Franz Dobler schreibt über Adoption: Zwei Mütter, aber nur eine Mama
Was es heißt, als Adoptivkind in Nachkriegsdeutschland aufzuwachsen. Franz Doblers neuer Roman „Ein Sohn von zwei Müttern“ hat Stil und berührt.
„Erinnerungen sind ein echtes Problem. Die treten dir eines Nachts die Tür ein und behaupten, sie gehörten zu dir. Das ist gelogen, du kennst sie nicht. Sie behaupten, sie würden seit vielen Jahren in deinem Haus wohnen, ganz unten hinten im Keller, wo du schon lange nicht mehr warst“, schreibt Franz Dobler in seinem neuen, dieser Tage erscheinenden Roman „Ein Sohn von zwei Müttern“. Aber, fügt Dobler an, diese Erinnerungen könnten ja viel behaupten, „und du sagst, sie sollen verschwinden. Dann holen sie verkratzte und verknitterte Fotos aus ihren Taschen.“
Erinnerungen, die darauf pochen, für wahr und ernst genommen zu werden, sind in der Tat ein Problem. Man kann ihnen nicht trauen. Denn manche besonders vertraute und lieb gewonnene Erinnerungen dienen, so lehrt uns die Psychoanalyse, paradoxerweise der Verdrängung von verstörenden Ereignissen.
Traumatischen, emotional stark besetzten Erfahrungen gelingt es häufig nie oder erst spät, sich gegen ihre Verdrängung aufzulehnen – und dann überhaupt erst als Erinnerung zu erscheinen. Aber auch dann spürt man, dass Erinnerungen nie ganz authentisch sind, sondern – wie Dobler treffend schreibt – vielmehr verkratzten und verknitterten Fotos ähneln.
Achmed oder eher doch Ali?
Wir dürfen davon ausgehen, dass der Protagonist seines Romans, den der Autor dadurch auf Distanz hält, dass er ihn konsequent „Er“ nennt, Franz Dobler sehr nah ist. Man könnte gar vermuten, dass dieser Trick Dobler erst ermöglicht hat, über sich selbst zu erzählen. Denn „Er“ hat sich zeitlebens mit der Frage herumgeschlagen, was es bedeutet, der Sohn von zwei Müttern zu sein.
Ist der Prozess der Auseinandersetzung mit dieser Frage erst einmal in Gang gesetzt, zeigt sich schnell, dass manches gar nicht so verwirrend ist, wie es zu sein schien: „Er hatte zwei Mütter, aber nur eine Mama.“ Punkt.

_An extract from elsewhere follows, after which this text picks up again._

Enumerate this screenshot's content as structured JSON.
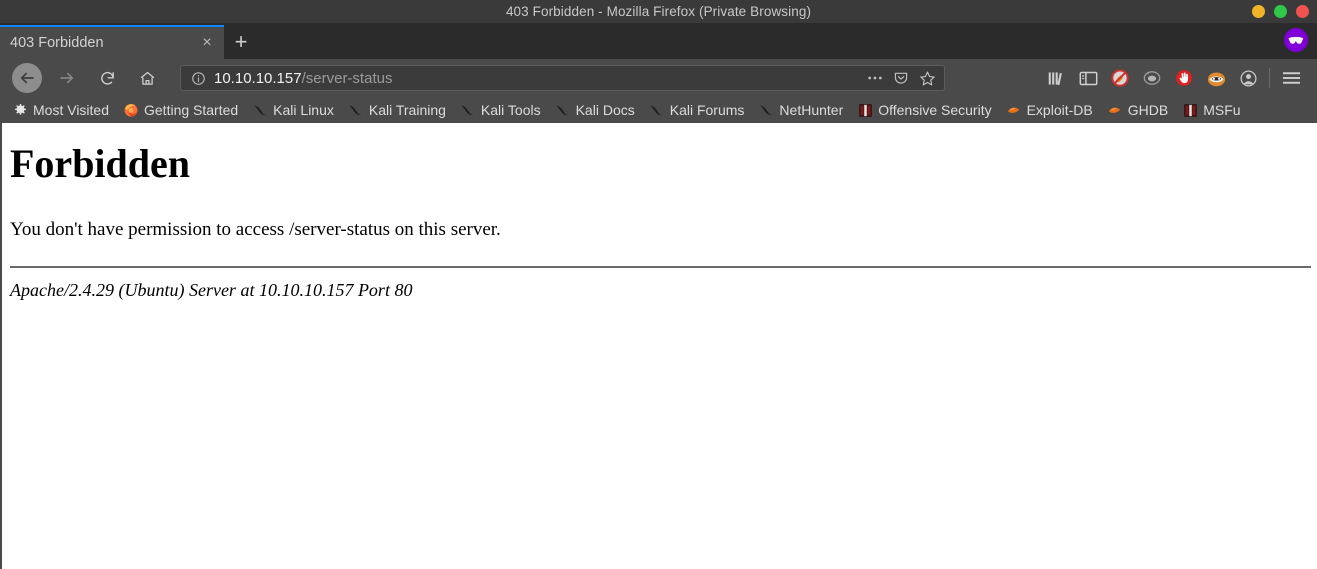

Die Mama wiederum zweifelt nie daran, dass „Er“ ihr Kind ist. Der Papa dagegen neigt dazu, den Plan des Sohns, Schriftsteller zu werden, darauf zurückzuführen, dass dieser eben nicht „sein eigen Fleisch und Blut“ sei.

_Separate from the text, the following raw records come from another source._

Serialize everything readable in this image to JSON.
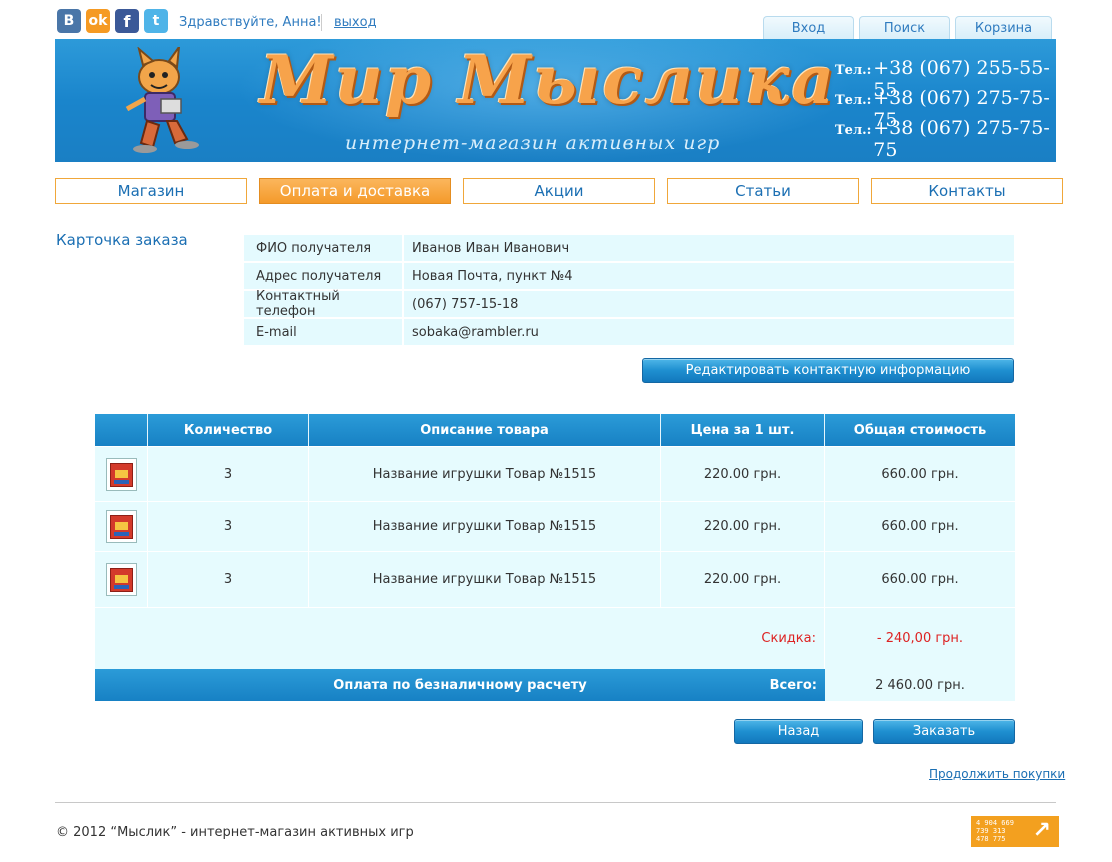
{
  "social": {
    "vk": "B",
    "ok": "ok",
    "fb": "f",
    "tw": "t"
  },
  "user": {
    "greeting": "Здравствуйте, Анна!",
    "logout": "выход"
  },
  "top_tabs": [
    "Вход",
    "Поиск",
    "Корзина"
  ],
  "banner": {
    "logo": "Мир Мыслика",
    "slogan": "интернет-магазин активных игр",
    "phone_label": "Тел.:",
    "phones": [
      "+38 (067) 255-55-55",
      "+38 (067) 275-75-75",
      "+38 (067) 275-75-75"
    ]
  },
  "nav": [
    "Магазин",
    "Оплата и доставка",
    "Акции",
    "Статьи",
    "Контакты"
  ],
  "nav_active_index": 1,
  "order_card": {
    "title": "Карточка заказа",
    "fields": [
      {
        "label": "ФИО получателя",
        "value": "Иванов Иван Иванович"
      },
      {
        "label": "Адрес получателя",
        "value": "Новая Почта, пункт №4"
      },
      {
        "label": "Контактный телефон",
        "value": "(067) 757-15-18"
      },
      {
        "label": "E-mail",
        "value": "sobaka@rambler.ru"
      }
    ],
    "edit_button": "Редактировать контактную информацию"
  },
  "order_table": {
    "headers": [
      "",
      "Количество",
      "Описание товара",
      "Цена за 1 шт.",
      "Общая стоимость"
    ],
    "rows": [
      {
        "qty": "3",
        "desc": "Название игрушки Товар №1515",
        "price": "220.00 грн.",
        "total": "660.00 грн."
      },
      {
        "qty": "3",
        "desc": "Название игрушки Товар №1515",
        "price": "220.00 грн.",
        "total": "660.00 грн."
      },
      {
        "qty": "3",
        "desc": "Название игрушки Товар №1515",
        "price": "220.00 грн.",
        "total": "660.00 грн."
      }
    ],
    "discount_label": "Скидка:",
    "discount_value": "- 240,00 грн.",
    "payment_method": "Оплата по безналичному расчету",
    "total_label": "Всего:",
    "total_value": "2 460.00 грн."
  },
  "buttons": {
    "back": "Назад",
    "order": "Заказать",
    "continue": "Продолжить покупки"
  },
  "footer": {
    "copyright": "© 2012 “Мыслик” - интернет-магазин активных игр",
    "counter_lines": [
      "4 904 669",
      "739 313",
      "478 775"
    ]
  },
  "colors": {
    "accent_blue": "#1b6fb3",
    "nav_orange": "#f49a2b",
    "row_bg": "#e6fbfe",
    "discount_red": "#dd2222"
  }
}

Die Väter allerdings sind ohnehin zweitrangig in dieser Geschichte. Von seinem leiblichen Vater weiß „Er“ nicht einmal genau, wie er heißt, weil sich auch seine leibliche Mutter, die er eines Tages in New York besucht, nicht daran zu erinnern glaubt, „vielleicht Achmed oder eher doch Ali“? Die Mutter hatte den Vater nur einmal getroffen, auf einer Party, er war ein etwas über zwanzigjähriger persischer Austauschstudent.
Die persische Herkunft väterlicherseits bedeutet Doblers Figur nichts, warum auch? Hat er seinen Vater doch nie kennengelernt. Dobler ist „ein Kanake, der kein Kanake ist“, wie sein Schriftstellerkollege Jamal Tuschick einmal bemerkt. Er sei damit bester Beweis, „dass diese Blut-und-Boden-Denke totaler Quatsch ist“.
Keine einfache Geschichte
Die existenzielle Verunsicherung, die mit dem komplizierten Status des Adoptivkinds einhergeht, ist keine „Identitätsstörung“, wie linksrechte Wurzelfetischist*innen gern annehmen. Denn der Sohn hat ja eine Mama und einen Papa – und „seine Mama war für ihn immer seine eine und einzige Mama geblieben“.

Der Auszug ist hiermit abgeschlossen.